Para o PSTU, a doação de R$ 100 mil do Grupo Gerdau refletiria a acelerada “moderação” do PSOL. Ele cita a declaração do tesoureiro da campanha da deputada, Etevaldo Teixeira, segundo a qual o partido já teria procurado outros empresários. “Somos um partido novo e não tínhamos tradição de captação junto às empresas”, confessou. Como prova da “moderação”, o ex-partido aliado lembra que Luciana Genro tem dado prioridade à questão da segurança pública, propondo policiamento ostensivo, e que “trouxe um dos assessores de segurança de prefeituras do PT e da burguesia e também o ex-policial que inspirou o capitão Nascimento do filme Tropa de Elite”.
Avesso a qualquer política de aliança, o PSTU também recorda que o PSOL se aliou ao PV, “um partido da base de apoio do governo Lula, que na maior parte do país está coligado com a direita tradicional ou com o PT. No Rio de Janeiro, o PV de Fernando Gabeira está coligado ao PSDB e, em São Paulo, está apoiando Gilberto Kassab. O PV gaúcho não é diferente do resto do país. Nas últimas eleições, esteve coligado ao PP de Paulo Maluf e participou do governo do atual prefeito José Fogaça (PMDB). Agora vemos que o não à frente de esquerda PSTU/PSOL/PCB foi apenas o primeiro passo de outros que viriam”, sentencia o desiludido PSTU.

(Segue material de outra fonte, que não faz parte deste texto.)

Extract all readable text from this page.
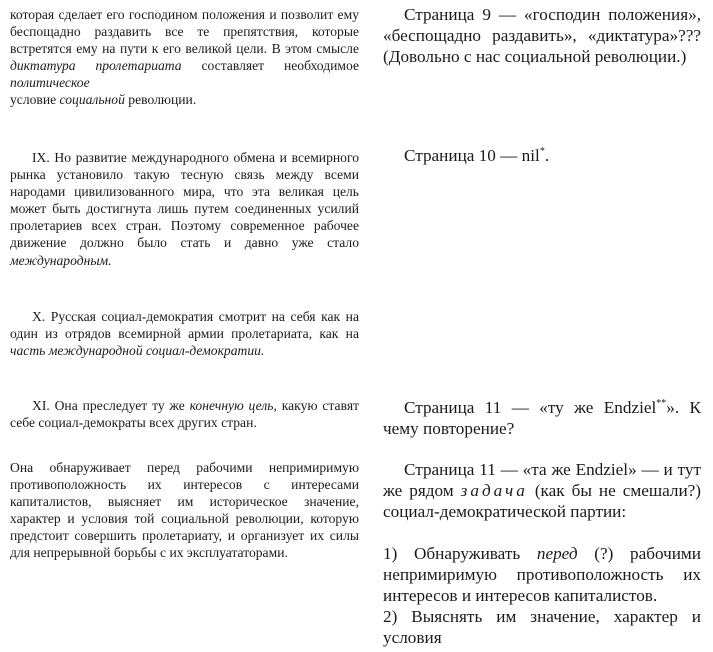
которая сделает его господином положения и позволит ему беспощадно раздавить все те препятствия, которые встретятся ему на пути к его великой цели. В этом смысле диктатура пролетариата составляет необходимое политическое
условие социальной революции.

IX. Но развитие международного обмена и всемирного рынка установило такую тесную связь между всеми народами цивилизованного мира, что эта великая цель может быть достигнута лишь путем соединенных усилий пролетариев всех стран. Поэтому современное рабочее движение должно было стать и давно уже стало международным.

X. Русская социал-демократия смотрит на себя как на один из отрядов всемирной армии пролетариата, как на часть международной социал-демократии.

XI. Она преследует ту же конечную цель, какую ставят себе социал-демократы всех других стран.

Она обнаруживает перед рабочими непримиримую противоположность их интересов с интересами капиталистов, выясняет им историческое значение, характер и условия той социальной революции, которую предстоит совершить пролетариату, и организует их силы для непрерывной борьбы с их эксплуататорами.

Страница 9 — «господин положения», «беспощадно раздавить», «диктатура»??? (Довольно с нас социальной революции.)

Страница 10 — nil*.

Страница 11 — «ту же Endziel**». К чему повторение?

Страница 11 — «та же Endziel» — и тут же рядом задача (как бы не смешали?) социал-демократической партии:

1) Обнаруживать перед (?) рабочими непримиримую противоположность их интересов и интересов капиталистов.

2) Выяснять им значение, характер и условия
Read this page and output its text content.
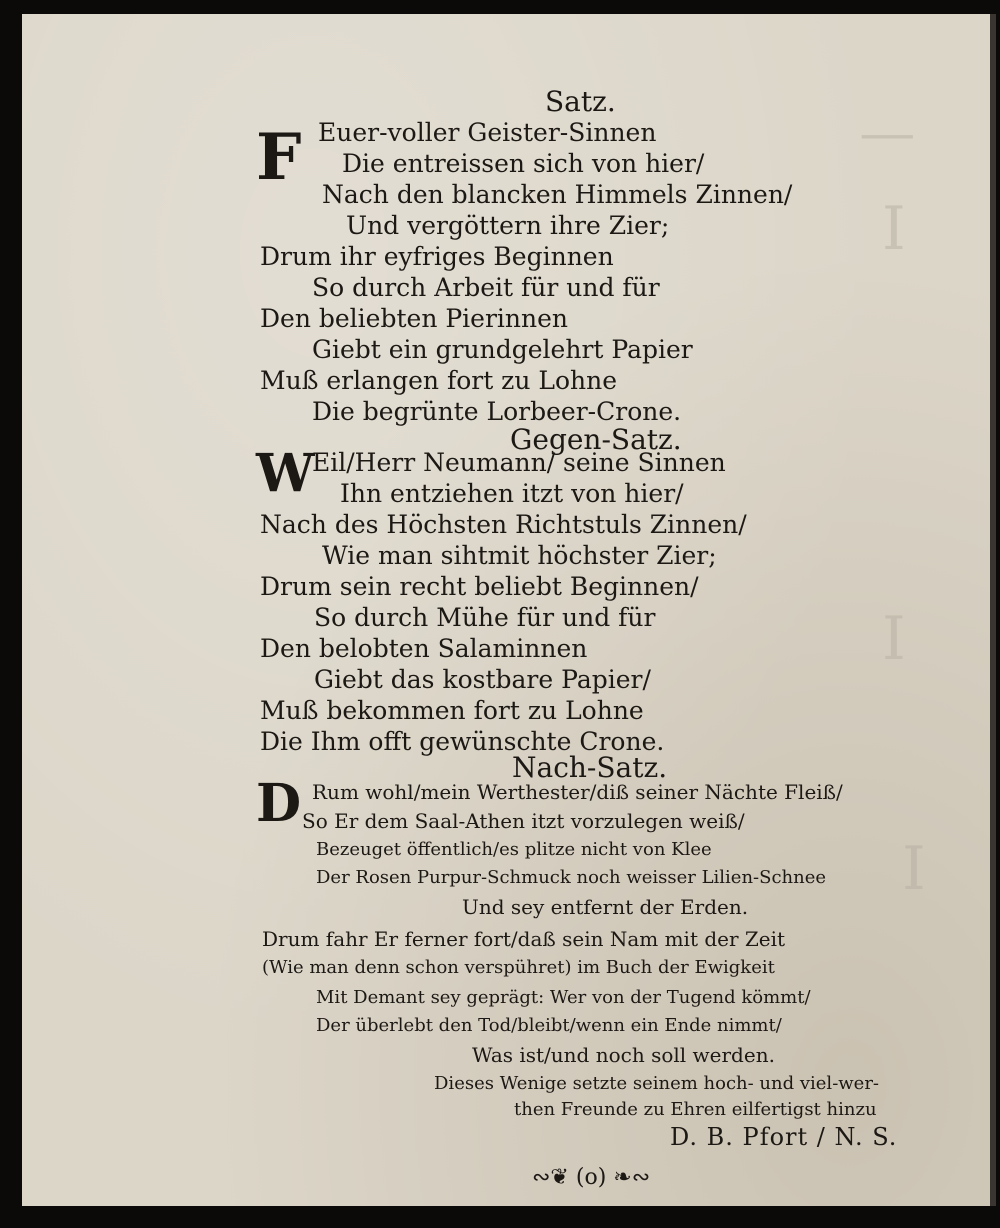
▁▁▁
I
I
I
Satz.
F Euer-voller Geister-Sinnen
Die entreissen sich von hier/
Nach den blancken Himmels Zinnen/
Und vergöttern ihre Zier;
Drum ihr eyfriges Beginnen
So durch Arbeit für und für
Den beliebten Pierinnen
Giebt ein grundgelehrt Papier
Muß erlangen fort zu Lohne
Die begrünte Lorbeer-Crone.
Gegen-Satz.
W
Eil/Herr Neumann/ seine Sinnen
Ihn entziehen itzt von hier/
Nach des Höchsten Richtstuls Zinnen/
Wie man sihtmit höchster Zier;
Drum sein recht beliebt Beginnen/
So durch Mühe für und für
Den belobten Salaminnen
Giebt das kostbare Papier/
Muß bekommen fort zu Lohne
Die Ihm offt gewünschte Crone.
Nach-Satz.
D Rum wohl/mein Werthester/diß seiner Nächte Fleiß/
So Er dem Saal-Athen itzt vorzulegen weiß/
Bezeuget öffentlich/es plitze nicht von Klee
Der Rosen Purpur-Schmuck noch weisser Lilien-Schnee
Und sey entfernt der Erden.
Drum fahr Er ferner fort/daß sein Nam mit der Zeit
(Wie man denn schon verspühret) im Buch der Ewigkeit
Mit Demant sey geprägt: Wer von der Tugend kömmt/
Der überlebt den Tod/bleibt/wenn ein Ende nimmt/
Was ist/und noch soll werden.
Dieses Wenige setzte seinem hoch- und viel-wer-
then Freunde zu Ehren eilfertigst hinzu
D. B. Pfort / N. S.
∾❦ (o) ❧∾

Democracia interna do PSOL pisoteada
As críticas aos rumos da campanha, porém, não partem apenas de forças que também disputam a prefeitura de Porto Alegre. Elas surgem do próprio interior deste partido, o que revela que a crise realmente é grave. Nota assinada por cinco tendências internas acaba de ser divulgada rejeitando a “a decisão do PSOL de Porto Alegre, tomada pela maioria do diretório municipal, de aceitar a polpuda oferta financeira do Grupo Gerdau... Como militantes do movimento sindical, estudantil e popular do campo e da cidade, assim como militantes que, em sua maioria, ajudaram a fundar o PSOL, manifestamos veemente repúdio a esta decisão, tomada à revelia da base partidária”.
Segundo a nota, assinada por dirigentes das tendências Socialismo Revolucionário, Alternativa Socialista, Reage, Coletivo Liberdade Socialista e Alternativa Revolucionária Socialista, “esta decisão não fere apenas o estatuto do partido e as resoluções da 2ª Conferencia Eleitoral do PSOL, sendo, portanto, de patente ilegalidade interna, mas atinge e de forma profunda todo o acúmulo político sobre o qual o partido foi fundado e terá repercussões gravíssimas. Trata-se de mais um passo atrás, um retrocesso evidente em relação ao projeto original do PSOL”.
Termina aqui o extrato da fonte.